There are three things our people want from us as mentors: connection, relevance, and measurement.

“It’s the magic formula,” Schroeder said. “I know it sounds basic. But if you want to summon a bag of magic out of nowhere to help your people, that’s it right there. Connection, relevance, and measurement. It’s a pattern. Everything in life is about pattern creation. So create these patterns with your people.”


But what do these three concepts mean? Let’s start with connection.

“We need to form connections with our people,” Schroeder advised. “Your people aren’t numbers. They’re not assets. What I’m challenging you to do is to really get to know your people, and start connecting with them.” How do you do this? You ask your people questions: How is your family? What are your interests? Are you doing okay, right now, mentally? Are you depressed?

People often have concerns about asking questions. After all, isn’t it discrimination to ask such personal things? “You can ask any of these questions, because the only thing you can’t do is discriminate based on a protected class,” Schroeder advised. “So for example, I can know somebody’s military status, I just can’t discriminate against them based on this status. So I can know how someone lives their personal life, but I can’t discriminate against them based on the personal things about them that I know.”

Connecting with your people means knowing them. That’s what people want: to be known, and to be seen. “They want you to know them, even if it’s just one little thing about them,” Schroeder said. “So you ask them, how are you doing? How are you really doing? Because you want to get to know them, and form that connection. Everybody needs connection. The toughest person in construction needs human and emotional connection, even if they pretend they don’t.”



Relevance is the second thing your workers need. And relevance means every worker on your crew needs to know that they’re important to the success of the crew, that what they’re doing supports you in your role as foreman.

“So how do you show them they’re relevant?” Schroeder said. “You look them in the eye and you say, you know what? If you weren’t doing this right now, we would be having a heck of a time. You are so relevant. You enable me to do my job, because you’re doing what you’re doing.”


The third component of the magic formula is measurement. What does measurement mean in this context? Schroeder illustrated the concept with a story from The Truth about Employee Engagement, by Patrick Lencioni:

A restaurant owner went to the person manning the restaurant’s drive-through, and asked them how they determined if it was a winning day for the business. The worker replied, “Well, I guess it’s when I take cash from the customer and make a sale.”
But the owner pressed for more, and the drive-through worker said, “I’m not sure how else I can measure it.” And the owner said, “Well, what’s really going to drive the business? How about looking at how many of the customers smile when they’re going through the drive-through?”

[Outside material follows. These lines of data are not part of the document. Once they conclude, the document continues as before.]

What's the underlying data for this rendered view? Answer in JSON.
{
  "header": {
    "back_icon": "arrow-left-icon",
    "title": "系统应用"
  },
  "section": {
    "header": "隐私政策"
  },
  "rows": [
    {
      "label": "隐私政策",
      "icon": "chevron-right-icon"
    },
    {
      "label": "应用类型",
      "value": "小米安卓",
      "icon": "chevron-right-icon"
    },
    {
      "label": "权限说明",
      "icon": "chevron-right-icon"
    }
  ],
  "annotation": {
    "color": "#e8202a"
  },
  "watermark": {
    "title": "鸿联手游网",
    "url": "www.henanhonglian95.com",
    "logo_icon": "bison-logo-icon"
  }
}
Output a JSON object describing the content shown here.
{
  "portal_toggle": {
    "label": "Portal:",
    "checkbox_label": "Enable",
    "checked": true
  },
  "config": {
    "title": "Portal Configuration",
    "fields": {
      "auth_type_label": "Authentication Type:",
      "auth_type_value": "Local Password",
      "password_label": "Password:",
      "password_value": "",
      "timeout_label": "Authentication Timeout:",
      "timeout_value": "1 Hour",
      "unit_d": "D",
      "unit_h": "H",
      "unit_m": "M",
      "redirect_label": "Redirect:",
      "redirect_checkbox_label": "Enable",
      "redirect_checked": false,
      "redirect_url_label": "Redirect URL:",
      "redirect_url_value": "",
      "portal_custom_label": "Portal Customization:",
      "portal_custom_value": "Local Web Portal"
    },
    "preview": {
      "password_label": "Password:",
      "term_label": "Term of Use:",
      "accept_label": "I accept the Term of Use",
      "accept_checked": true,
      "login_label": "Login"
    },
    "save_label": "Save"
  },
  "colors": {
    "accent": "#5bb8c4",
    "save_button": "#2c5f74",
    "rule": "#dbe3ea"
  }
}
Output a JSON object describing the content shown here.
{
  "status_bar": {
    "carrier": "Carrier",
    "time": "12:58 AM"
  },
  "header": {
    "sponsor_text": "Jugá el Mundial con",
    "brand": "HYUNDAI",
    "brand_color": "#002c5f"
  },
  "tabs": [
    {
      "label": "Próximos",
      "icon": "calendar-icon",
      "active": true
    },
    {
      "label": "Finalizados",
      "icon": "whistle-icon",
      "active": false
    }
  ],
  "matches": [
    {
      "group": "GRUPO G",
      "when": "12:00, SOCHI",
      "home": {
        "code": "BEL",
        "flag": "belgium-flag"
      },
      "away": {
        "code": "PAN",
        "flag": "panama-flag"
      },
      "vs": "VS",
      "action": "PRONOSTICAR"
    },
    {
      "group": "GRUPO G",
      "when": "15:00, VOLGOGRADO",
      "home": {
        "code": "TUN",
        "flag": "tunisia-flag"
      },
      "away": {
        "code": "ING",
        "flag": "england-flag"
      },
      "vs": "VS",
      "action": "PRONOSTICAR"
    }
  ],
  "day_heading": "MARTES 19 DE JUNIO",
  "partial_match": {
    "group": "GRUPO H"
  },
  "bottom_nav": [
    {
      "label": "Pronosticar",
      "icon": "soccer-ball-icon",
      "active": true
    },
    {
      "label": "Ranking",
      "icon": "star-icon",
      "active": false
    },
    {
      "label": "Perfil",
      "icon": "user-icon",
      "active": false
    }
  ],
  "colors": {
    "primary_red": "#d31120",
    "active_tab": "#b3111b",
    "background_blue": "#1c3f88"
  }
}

“And with this, they had a metric that the person working the drive-through could use,” Schroeder said. “It was something he could track every day. ‘How many customers can I get to smile, regardless of how they showed up initially?’”

The end result? “When the people in that restaurant started looking for these kinds of metrics, the restaurant’s sales started to skyrocket,” Schroeder noted. “Why? Because they ended up with highly engaged people solving problems together to support and care for the customers, which in turn benefited the business.”


If you want to be a leader and you want to keep your people, you have to mentor them. And you mentor them by providing them with the following three key things:

  • Connection. Connect with them on a human level. Get to know who they are as people, and build that relationship.
  • Relevance. People need to know they’re relevant to the team. And the best way to show them? Tell them what a difference they make to the crew.
  • Measurement. When you give people metrics they can use to measure their success, they will become more engaged. This engagement means they’ll work together to solve problems for the benefit of the company.